The seven-seat Porsche SUV is internally known as "K1" and is going to be built on the VW Group's PPE architecture, the same one that's going to underpin the Audi A6 e-tron, Q6 e-tron, electric Porsche Boxster/Cayman, and electric Porsche Cayenne. After 2026, when the aforementioned Porsches are already on sale, the seven-seat K1 will be added to the list.
According to Autocar's sources inside Porsche, the K1 SUV will have the brand's latest battery, electric motor, and charging technology, which will push its price up to more than $180,000. That would make it among the most expensive Porsche models on sale but that's likely for the top-of-the-line model, which could be called the "Turbo S" to match the Taycan.
Porsche is quiet on details at the moment but the report claims that the K1 will have a short hood, steeply raked windshield, and a sportier, liftback-style roof. So it seems that it will have more of an Audi Sportback-style look, just on a much larger scale. It will also have standard adaptive air suspension, which should be able to raise the ride height up for decent off-road capability, and its battery will be north of 100 kW, which means its range could be 400 miles or more, according to the report.

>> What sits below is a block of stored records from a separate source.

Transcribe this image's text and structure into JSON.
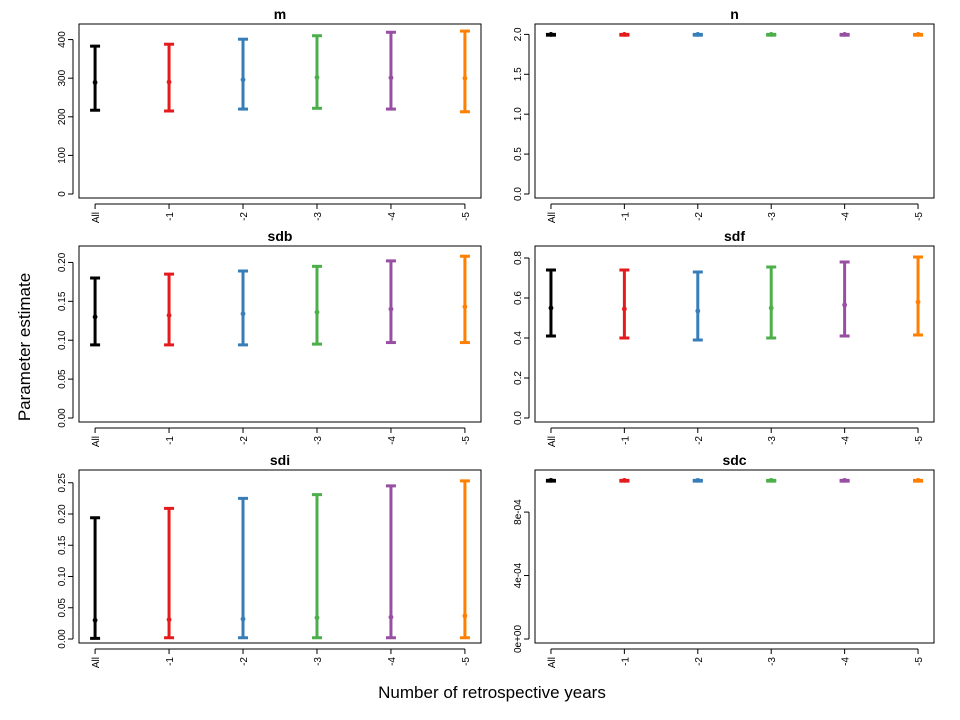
{
  "figure": {
    "ylabel": "Parameter estimate",
    "xlabel": "Number of retrospective years"
  },
  "chart_data": [
    {
      "type": "errorbar",
      "title": "m",
      "categories": [
        "All",
        "-1",
        "-2",
        "-3",
        "-4",
        "-5"
      ],
      "colors": [
        "#000000",
        "#e41a1c",
        "#377eb8",
        "#4daf4a",
        "#984ea3",
        "#ff7f00"
      ],
      "estimate": [
        289,
        290,
        296,
        302,
        301,
        300
      ],
      "lower": [
        217,
        215,
        220,
        222,
        220,
        213
      ],
      "upper": [
        383,
        388,
        401,
        410,
        419,
        422
      ],
      "yticks": [
        "0",
        "100",
        "200",
        "300",
        "400"
      ],
      "ytick_values": [
        0,
        100,
        200,
        300,
        400
      ],
      "ylim": [
        0,
        430
      ],
      "xlabel": "",
      "ylabel": ""
    },
    {
      "type": "errorbar",
      "title": "n",
      "categories": [
        "All",
        "-1",
        "-2",
        "-3",
        "-4",
        "-5"
      ],
      "colors": [
        "#000000",
        "#e41a1c",
        "#377eb8",
        "#4daf4a",
        "#984ea3",
        "#ff7f00"
      ],
      "estimate": [
        2.0,
        2.0,
        2.0,
        2.0,
        2.0,
        2.0
      ],
      "lower": [
        1.99,
        1.99,
        1.99,
        1.99,
        1.99,
        1.99
      ],
      "upper": [
        2.0,
        2.0,
        2.0,
        2.0,
        2.0,
        2.0
      ],
      "yticks": [
        "0.0",
        "0.5",
        "1.0",
        "1.5",
        "2.0"
      ],
      "ytick_values": [
        0.0,
        0.5,
        1.0,
        1.5,
        2.0
      ],
      "ylim": [
        0,
        2.08
      ],
      "xlabel": "",
      "ylabel": ""
    },
    {
      "type": "errorbar",
      "title": "sdb",
      "categories": [
        "All",
        "-1",
        "-2",
        "-3",
        "-4",
        "-5"
      ],
      "colors": [
        "#000000",
        "#e41a1c",
        "#377eb8",
        "#4daf4a",
        "#984ea3",
        "#ff7f00"
      ],
      "estimate": [
        0.13,
        0.132,
        0.134,
        0.136,
        0.14,
        0.143
      ],
      "lower": [
        0.094,
        0.094,
        0.094,
        0.095,
        0.097,
        0.097
      ],
      "upper": [
        0.18,
        0.185,
        0.189,
        0.195,
        0.202,
        0.208
      ],
      "yticks": [
        "0.00",
        "0.05",
        "0.10",
        "0.15",
        "0.20"
      ],
      "ytick_values": [
        0.0,
        0.05,
        0.1,
        0.15,
        0.2
      ],
      "ylim": [
        0,
        0.216
      ],
      "xlabel": "",
      "ylabel": ""
    },
    {
      "type": "errorbar",
      "title": "sdf",
      "categories": [
        "All",
        "-1",
        "-2",
        "-3",
        "-4",
        "-5"
      ],
      "colors": [
        "#000000",
        "#e41a1c",
        "#377eb8",
        "#4daf4a",
        "#984ea3",
        "#ff7f00"
      ],
      "estimate": [
        0.55,
        0.545,
        0.535,
        0.55,
        0.565,
        0.58
      ],
      "lower": [
        0.41,
        0.4,
        0.39,
        0.4,
        0.41,
        0.415
      ],
      "upper": [
        0.74,
        0.74,
        0.73,
        0.755,
        0.78,
        0.805
      ],
      "yticks": [
        "0.0",
        "0.2",
        "0.4",
        "0.6",
        "0.8"
      ],
      "ytick_values": [
        0.0,
        0.2,
        0.4,
        0.6,
        0.8
      ],
      "ylim": [
        0,
        0.84
      ],
      "xlabel": "",
      "ylabel": ""
    },
    {
      "type": "errorbar",
      "title": "sdi",
      "categories": [
        "All",
        "-1",
        "-2",
        "-3",
        "-4",
        "-5"
      ],
      "colors": [
        "#000000",
        "#e41a1c",
        "#377eb8",
        "#4daf4a",
        "#984ea3",
        "#ff7f00"
      ],
      "estimate": [
        0.03,
        0.031,
        0.032,
        0.034,
        0.035,
        0.037
      ],
      "lower": [
        0.001,
        0.002,
        0.002,
        0.002,
        0.002,
        0.002
      ],
      "upper": [
        0.194,
        0.209,
        0.225,
        0.231,
        0.245,
        0.253
      ],
      "yticks": [
        "0.00",
        "0.05",
        "0.10",
        "0.15",
        "0.20",
        "0.25"
      ],
      "ytick_values": [
        0.0,
        0.05,
        0.1,
        0.15,
        0.2,
        0.25
      ],
      "ylim": [
        0,
        0.264
      ],
      "xlabel": "",
      "ylabel": ""
    },
    {
      "type": "errorbar",
      "title": "sdc",
      "categories": [
        "All",
        "-1",
        "-2",
        "-3",
        "-4",
        "-5"
      ],
      "colors": [
        "#000000",
        "#e41a1c",
        "#377eb8",
        "#4daf4a",
        "#984ea3",
        "#ff7f00"
      ],
      "estimate": [
        0.001,
        0.001,
        0.001,
        0.001,
        0.001,
        0.001
      ],
      "lower": [
        0.000995,
        0.000995,
        0.000995,
        0.000995,
        0.000995,
        0.000995
      ],
      "upper": [
        0.001,
        0.001,
        0.001,
        0.001,
        0.001,
        0.001
      ],
      "yticks": [
        "0e+00",
        "4e-04",
        "8e-04"
      ],
      "ytick_values": [
        0.0,
        0.0004,
        0.0008
      ],
      "ylim": [
        0,
        0.00104
      ],
      "xlabel": "",
      "ylabel": ""
    }
  ]
}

There's no word on specific battery cell technology or electric motors. However, it's believed that the K1 will get the latest version of the PPE chassis, which could provide a 920-volt electrical system and would currently be the best in the industry (just beating out Lucid's 900-volt system).
It was only a matter of time before Porsche debuted a seven-seat SUV. Its two best-selling cars for as long as they've been around have been the Cayenne and Macan, proving that SUVs are its money-makers. And since North America and China—two very SUV-heavy markets—are Porsche's biggest markets for EVs, it makes sense that such a large SUV would be on the way. I'm intrigued to see what Porsche can do with the K1, as other brands have proven that big, heavy, electric SUVs can be surprisingly nice to drive, such as Rivian, BMW, and Mercedes. Porsche wants 80% of its sales to be electric by 2030 and a hulking seven-seat SUV is a good way to help achieve that, especially in the U.S.